Nusantarakini.com, Jakarta –
“Pada tahun 1998, Wiranto memerintahkan Rektor, agar mahasiswa dilarang ada kegiatan di luar kampus. Pada bulan September 2017, Jokowi juga mengumpulkan seluruh Rektor. Setipe Wiranto, cuma beda gaya.”

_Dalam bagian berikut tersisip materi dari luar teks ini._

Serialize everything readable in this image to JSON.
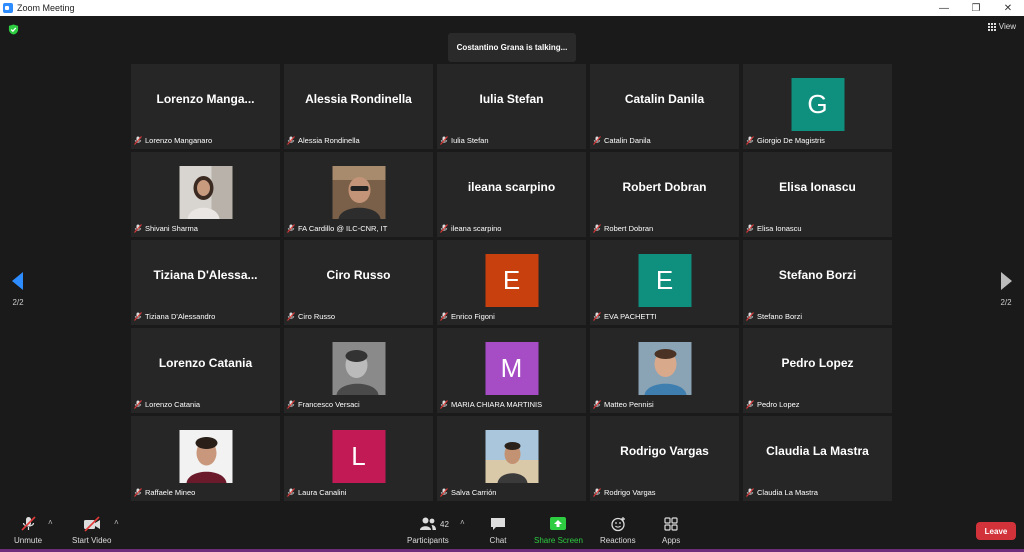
{
  "window": {
    "title": "Zoom Meeting",
    "minimize_label": "—",
    "restore_label": "❐",
    "close_label": "✕"
  },
  "meeting": {
    "talking": "Costantino Grana is talking...",
    "view_label": "View",
    "page_left": "2/2",
    "page_right": "2/2"
  },
  "tiles": [
    {
      "big": "Lorenzo  Manga...",
      "label": "Lorenzo Manganaro"
    },
    {
      "big": "Alessia Rondinella",
      "label": "Alessia Rondinella"
    },
    {
      "big": "Iulia Stefan",
      "label": "Iulia Stefan"
    },
    {
      "big": "Catalin Danila",
      "label": "Catalin Danila"
    },
    {
      "avatar": "G",
      "color": "#0f8f7d",
      "label": "Giorgio De Magistris"
    },
    {
      "photo": "p1",
      "label": "Shivani Sharma"
    },
    {
      "photo": "p2",
      "label": "FA Cardillo @ ILC-CNR, IT"
    },
    {
      "big": "ileana scarpino",
      "label": "ileana scarpino"
    },
    {
      "big": "Robert Dobran",
      "label": "Robert Dobran"
    },
    {
      "big": "Elisa Ionascu",
      "label": "Elisa Ionascu"
    },
    {
      "big": "Tiziana  D'Alessa...",
      "label": "Tiziana D'Alessandro"
    },
    {
      "big": "Ciro Russo",
      "label": "Ciro Russo"
    },
    {
      "avatar": "E",
      "color": "#c9400f",
      "label": "Enrico Figoni"
    },
    {
      "avatar": "E",
      "color": "#0f8f7d",
      "label": "EVA PACHETTI"
    },
    {
      "big": "Stefano Borzi",
      "label": "Stefano Borzi"
    },
    {
      "big": "Lorenzo Catania",
      "label": "Lorenzo Catania"
    },
    {
      "photo": "p3",
      "label": "Francesco Versaci"
    },
    {
      "avatar": "M",
      "color": "#a64dc6",
      "label": "MARIA CHIARA MARTINIS"
    },
    {
      "photo": "p4",
      "label": "Matteo Pennisi"
    },
    {
      "big": "Pedro Lopez",
      "label": "Pedro Lopez"
    },
    {
      "photo": "p5",
      "label": "Raffaele Mineo"
    },
    {
      "avatar": "L",
      "color": "#c21a55",
      "label": "Laura Canalini"
    },
    {
      "photo": "p6",
      "label": "Salva Carrión"
    },
    {
      "big": "Rodrigo Vargas",
      "label": "Rodrigo Vargas"
    },
    {
      "big": "Claudia La Mastra",
      "label": "Claudia La Mastra"
    }
  ],
  "toolbar": {
    "unmute": "Unmute",
    "start_video": "Start Video",
    "participants": "Participants",
    "participant_count": "42",
    "chat": "Chat",
    "share_screen": "Share Screen",
    "reactions": "Reactions",
    "apps": "Apps",
    "leave": "Leave"
  },
  "colors": {
    "share_green": "#2ecc40",
    "leave_red": "#d2323a",
    "mute_red": "#e03a3a"
  }
}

Memasuki tahun 1998, para Rektor Perguruan Tinggi diperintahkan memberkakukan kembali Normalisasi Kehidupan Kampus (NKK). Dengan NKK itu, semua kegiatan mahasiswa di luar kegiatan akademik pun harus atas seijin Rektor. Demikian pula kegiatan di luar kampus dilarang, kecuali yang bersifat pribadi. Menyusul instruksi itu, Panglima TNI Wiranto mengancam untuk “tembak di tempat” siapa saja mahasiswa yang membikin kegiatan di luar kampus.

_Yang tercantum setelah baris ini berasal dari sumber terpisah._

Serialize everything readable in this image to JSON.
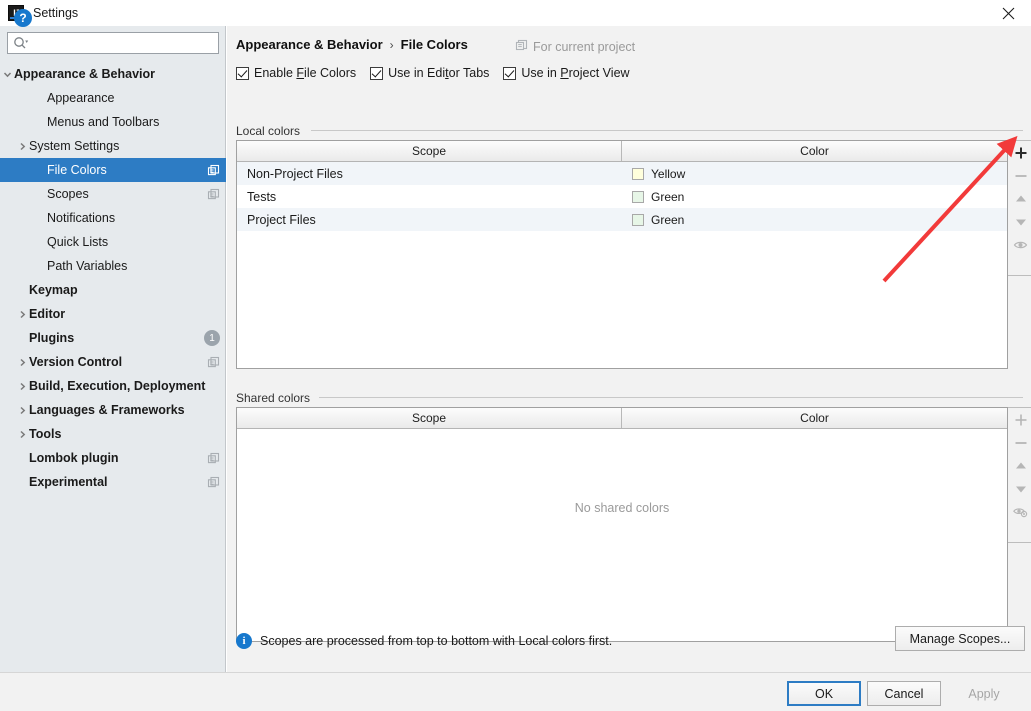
{
  "window": {
    "title": "Settings",
    "app_icon": "intellij-idea-icon",
    "close_icon": "close-icon"
  },
  "sidebar": {
    "search": {
      "value": "",
      "placeholder": "",
      "icon": "search-icon"
    },
    "items": [
      {
        "label": "Appearance & Behavior",
        "bold": true,
        "indent": 8,
        "twisty": "expanded",
        "scope_icon": false,
        "selected": false,
        "badge": ""
      },
      {
        "label": "Appearance",
        "bold": false,
        "indent": 47,
        "twisty": "none",
        "scope_icon": false,
        "selected": false,
        "badge": ""
      },
      {
        "label": "Menus and Toolbars",
        "bold": false,
        "indent": 47,
        "twisty": "none",
        "scope_icon": false,
        "selected": false,
        "badge": ""
      },
      {
        "label": "System Settings",
        "bold": false,
        "indent": 29,
        "twisty": "collapsed",
        "scope_icon": false,
        "selected": false,
        "badge": ""
      },
      {
        "label": "File Colors",
        "bold": false,
        "indent": 47,
        "twisty": "none",
        "scope_icon": true,
        "selected": true,
        "badge": ""
      },
      {
        "label": "Scopes",
        "bold": false,
        "indent": 47,
        "twisty": "none",
        "scope_icon": true,
        "selected": false,
        "badge": ""
      },
      {
        "label": "Notifications",
        "bold": false,
        "indent": 47,
        "twisty": "none",
        "scope_icon": false,
        "selected": false,
        "badge": ""
      },
      {
        "label": "Quick Lists",
        "bold": false,
        "indent": 47,
        "twisty": "none",
        "scope_icon": false,
        "selected": false,
        "badge": ""
      },
      {
        "label": "Path Variables",
        "bold": false,
        "indent": 47,
        "twisty": "none",
        "scope_icon": false,
        "selected": false,
        "badge": ""
      },
      {
        "label": "Keymap",
        "bold": true,
        "indent": 29,
        "twisty": "none",
        "scope_icon": false,
        "selected": false,
        "badge": ""
      },
      {
        "label": "Editor",
        "bold": true,
        "indent": 29,
        "twisty": "collapsed",
        "scope_icon": false,
        "selected": false,
        "badge": ""
      },
      {
        "label": "Plugins",
        "bold": true,
        "indent": 29,
        "twisty": "none",
        "scope_icon": false,
        "selected": false,
        "badge": "1"
      },
      {
        "label": "Version Control",
        "bold": true,
        "indent": 29,
        "twisty": "collapsed",
        "scope_icon": true,
        "selected": false,
        "badge": ""
      },
      {
        "label": "Build, Execution, Deployment",
        "bold": true,
        "indent": 29,
        "twisty": "collapsed",
        "scope_icon": false,
        "selected": false,
        "badge": ""
      },
      {
        "label": "Languages & Frameworks",
        "bold": true,
        "indent": 29,
        "twisty": "collapsed",
        "scope_icon": false,
        "selected": false,
        "badge": ""
      },
      {
        "label": "Tools",
        "bold": true,
        "indent": 29,
        "twisty": "collapsed",
        "scope_icon": false,
        "selected": false,
        "badge": ""
      },
      {
        "label": "Lombok plugin",
        "bold": true,
        "indent": 29,
        "twisty": "none",
        "scope_icon": true,
        "selected": false,
        "badge": ""
      },
      {
        "label": "Experimental",
        "bold": true,
        "indent": 29,
        "twisty": "none",
        "scope_icon": true,
        "selected": false,
        "badge": ""
      }
    ]
  },
  "main": {
    "breadcrumb": {
      "parent": "Appearance & Behavior",
      "separator": "›",
      "current": "File Colors"
    },
    "for_project": {
      "label": "For current project",
      "icon": "project-scope-icon"
    },
    "checkboxes": [
      {
        "label_before": "Enable ",
        "mnemonic": "F",
        "label_after": "ile Colors",
        "checked": true
      },
      {
        "label_before": "Use in Edi",
        "mnemonic": "t",
        "label_after": "or Tabs",
        "checked": true
      },
      {
        "label_before": "Use in ",
        "mnemonic": "P",
        "label_after": "roject View",
        "checked": true
      }
    ],
    "local": {
      "group_label": "Local colors",
      "columns": [
        "Scope",
        "Color"
      ],
      "rows": [
        {
          "scope": "Non-Project Files",
          "color_name": "Yellow",
          "color_hex": "#ffffdc"
        },
        {
          "scope": "Tests",
          "color_name": "Green",
          "color_hex": "#e7f6e7"
        },
        {
          "scope": "Project Files",
          "color_name": "Green",
          "color_hex": "#e7f6e7"
        }
      ],
      "toolbar": [
        {
          "icon": "add-icon",
          "enabled": true
        },
        {
          "icon": "remove-icon",
          "enabled": false
        },
        {
          "icon": "move-up-icon",
          "enabled": false
        },
        {
          "icon": "move-down-icon",
          "enabled": false
        },
        {
          "icon": "share-eye-icon",
          "enabled": false
        }
      ]
    },
    "shared": {
      "group_label": "Shared colors",
      "columns": [
        "Scope",
        "Color"
      ],
      "rows": [],
      "empty_message": "No shared colors",
      "toolbar": [
        {
          "icon": "add-icon",
          "enabled": false
        },
        {
          "icon": "remove-icon",
          "enabled": false
        },
        {
          "icon": "move-up-icon",
          "enabled": false
        },
        {
          "icon": "move-down-icon",
          "enabled": false
        },
        {
          "icon": "unshare-icon",
          "enabled": false
        }
      ]
    },
    "info": {
      "icon": "info-icon",
      "text": "Scopes are processed from top to bottom with Local colors first."
    },
    "manage_scopes_label": "Manage Scopes..."
  },
  "footer": {
    "help_label": "?",
    "ok_label": "OK",
    "cancel_label": "Cancel",
    "apply_label": "Apply"
  },
  "annotation": {
    "type": "red-arrow",
    "color": "#f23a3a",
    "points_to": "add-icon-local-colors"
  },
  "colors": {
    "accent": "#2d7cc4",
    "sidebar_bg": "#e6eaed",
    "panel_bg": "#f2f2f2",
    "row_alt": "#f1f5f9"
  }
}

Pada 11 Maret 1998 Soeharto terpilih menjadi Presiden untuk ketujuh kalinya dan Habibie diambilnya menjadi Wakil Presiden. Wiranto Arismunandar, mantan Rektor ITB terpilih menjadi Menteri Pendidikan dan Kebudayaan. Melanjutkan kebijakan Wiranto Panglima, Wiranto Mendikbud meminta seluruh Rektor untuk berkumpul. Di situ Mendikbud Wiranto mengulang permintaan Wiranto Panglima, agar mahasiswa dilarang melakukan kegiatan apa pun di luar kampus. Dan siapa pun yang melanggar bisa ditembak di tempat.
Akhirnya kita semua tahu, empat orang mahasiswa Trisakti terbunuh karena bersama-sama temannya yang lain melakukan unjukrasa di luar kampus untuk pergi menuju DPR/MPR-RI. Sekalipun mereka sudah dihadang seregu Polri, digiring masuk kampus dan keempatnya sengaja ditembak mati di halaman kampus; di samping mereka yang terluka.

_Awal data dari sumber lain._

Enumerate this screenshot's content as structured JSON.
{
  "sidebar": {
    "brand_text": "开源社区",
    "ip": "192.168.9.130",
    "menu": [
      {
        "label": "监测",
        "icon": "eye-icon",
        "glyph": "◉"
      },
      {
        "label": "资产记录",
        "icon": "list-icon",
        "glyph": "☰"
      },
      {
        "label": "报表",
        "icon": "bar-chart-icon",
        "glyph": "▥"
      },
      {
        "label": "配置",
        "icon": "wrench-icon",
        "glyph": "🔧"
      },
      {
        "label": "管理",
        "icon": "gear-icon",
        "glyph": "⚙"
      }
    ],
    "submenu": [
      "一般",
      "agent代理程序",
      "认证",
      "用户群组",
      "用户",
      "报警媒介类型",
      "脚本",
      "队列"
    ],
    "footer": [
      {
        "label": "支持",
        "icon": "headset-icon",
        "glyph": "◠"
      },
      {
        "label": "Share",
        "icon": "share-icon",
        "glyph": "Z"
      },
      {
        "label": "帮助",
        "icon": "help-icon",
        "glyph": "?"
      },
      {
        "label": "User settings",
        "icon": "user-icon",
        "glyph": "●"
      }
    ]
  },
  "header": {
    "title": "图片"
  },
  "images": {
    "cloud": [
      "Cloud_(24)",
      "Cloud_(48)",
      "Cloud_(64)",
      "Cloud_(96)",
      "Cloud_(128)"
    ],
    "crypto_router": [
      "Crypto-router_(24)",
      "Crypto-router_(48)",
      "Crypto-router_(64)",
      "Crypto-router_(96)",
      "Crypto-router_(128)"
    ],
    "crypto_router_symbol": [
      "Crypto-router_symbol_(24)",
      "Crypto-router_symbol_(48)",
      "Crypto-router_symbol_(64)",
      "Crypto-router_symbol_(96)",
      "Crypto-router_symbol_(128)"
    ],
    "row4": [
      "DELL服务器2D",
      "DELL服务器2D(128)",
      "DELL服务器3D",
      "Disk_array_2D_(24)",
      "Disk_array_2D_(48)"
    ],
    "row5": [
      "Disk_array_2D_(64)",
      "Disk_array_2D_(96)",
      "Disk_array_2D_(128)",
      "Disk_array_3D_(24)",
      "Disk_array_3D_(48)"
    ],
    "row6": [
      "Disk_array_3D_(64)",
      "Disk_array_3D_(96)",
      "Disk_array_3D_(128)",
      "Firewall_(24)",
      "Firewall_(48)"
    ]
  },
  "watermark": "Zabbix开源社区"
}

Jokowi rupanya ingin mengulang kembali peristiwa itu, sadar atau tidak sadar. Akhir September kemarin Joko mengumpulkan seluruh Rektor dan Pimpinan Perguruan Tinggi di Bali. Di situ digelar tema “Gerakan Kebangsaan Anti Radikalisme dan Anti Intoleransi.” Di sini tentu bisa disimpulkan, bahwa target Pak Joko jauh lebih besar, lebih luas dan lebih menakutkan daripada yang dipikirkan oleh Pak Harto waktu itu. Pak Harto hanya ingin agar para mahasiswa tenang menghadapi gejolak ekonomi akibat Krisis Moneter, dan tidak mengganggu Pilpres untuk memilihnya kembali, agar Pak Habibie bisa pula diangkatnya sebagai Wapres. Memang ada soal personal dari target Soeharto, karena beliau ingin mewujudkan janjinya kepada Habibie menjadikannya Presiden RI ketiga.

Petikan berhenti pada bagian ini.